I have had case after case of parolees committing new felonies that are deferred to local adjudication over the years. I had one that committed four separate new felonies over a three year period while on parole. The Court kept giving him Drug Court (another joke) and parole deferred each time. This parolee never served a single day of revocation. I have had cases where a parolee has absconded for significant periods of time where we just have them sign an absconders waiver and all is good.

All this just delays the inevitable, which is most will commit a new crime that returns them to prison. CDCR and DAPO [the parole division] have continually stepped on their D%$KS and brought the ultimate demise of DAPO and maybe eventually CDCR.

My last day at work is next Friday as I’m completely fed up with DAPO and the state of California. I’ll spend the next three months with pay due to all those furloughs and PPL days that supposedly saved money. There is still hope that I’ll get that pick slip before I officially retire.

‘5,110 AND A WAKE UP’ SAID: This, gentlemen, is why parole will be a thing of the past in four or five years. If the hand ringers in Sacramento had paid as much attention to public safety as they have to discrepancy reports and STAR/Lit Lab attendance, parole would not be irrelevant now.

They made us jump through all of the hoops that the public demanded to cut the recidivism rate and our thanks is the public believes we’re a failure.

When a parolee finally goes to prison, he/she has failed every possible county diversion treatment program available. When the parolee continues his lifestyle, parole is a failure and Brown wants to give them back to the experts who have had them since juvenile hall?

AND I SAID: I really feel sorry for you guys and I’m being serious. Being part of a program that is nothing more than a joke has to be a real pain in the ass.

When I was a parole agent back in the 1960s, parole really meant something. The only problems I can remember is some of the sissy social worker type agents looking the other way and other agents returning parolees to get rid of a nuisance case. (My case load would have been reduced by more than a half had I returned my nuisance cases.)

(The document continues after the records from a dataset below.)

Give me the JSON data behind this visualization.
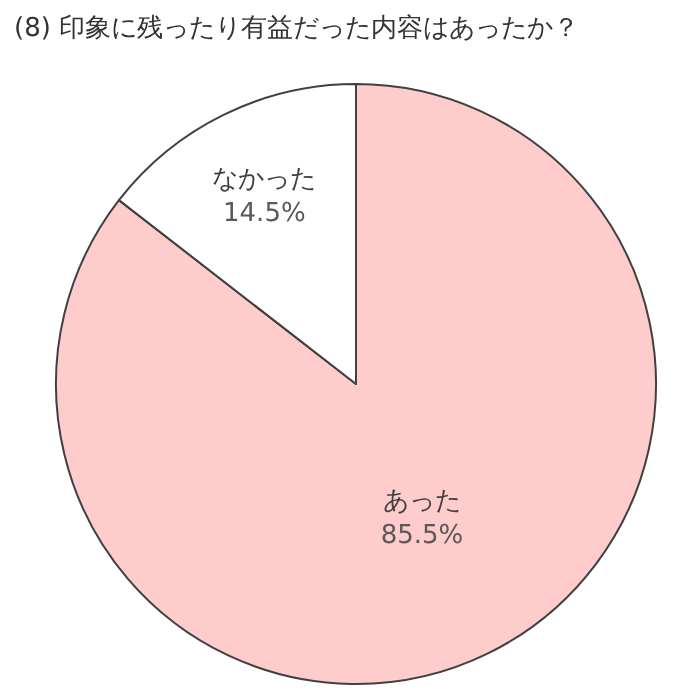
{
  "chart_data": {
    "type": "pie",
    "title": "(8) 印象に残ったり有益だった内容はあったか？",
    "categories": [
      "あった",
      "なかった"
    ],
    "values": [
      85.5,
      14.5
    ],
    "value_labels": [
      "85.5%",
      "14.5%"
    ],
    "colors": [
      "#ffcccc",
      "#ffffff"
    ],
    "legend": false
  }
}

As an agent in the CRC program, I was encouraged to work closely with the narcs in Riverside, San Bernardino and Orange counties. I was also encouraged to conduct surveillance and to make my own investigations of drug violations. As a result, I was able to seize some quantities of heroin by myself and other quantities together with my police narcotic unit friends.

Sure looks like them days are gone forever.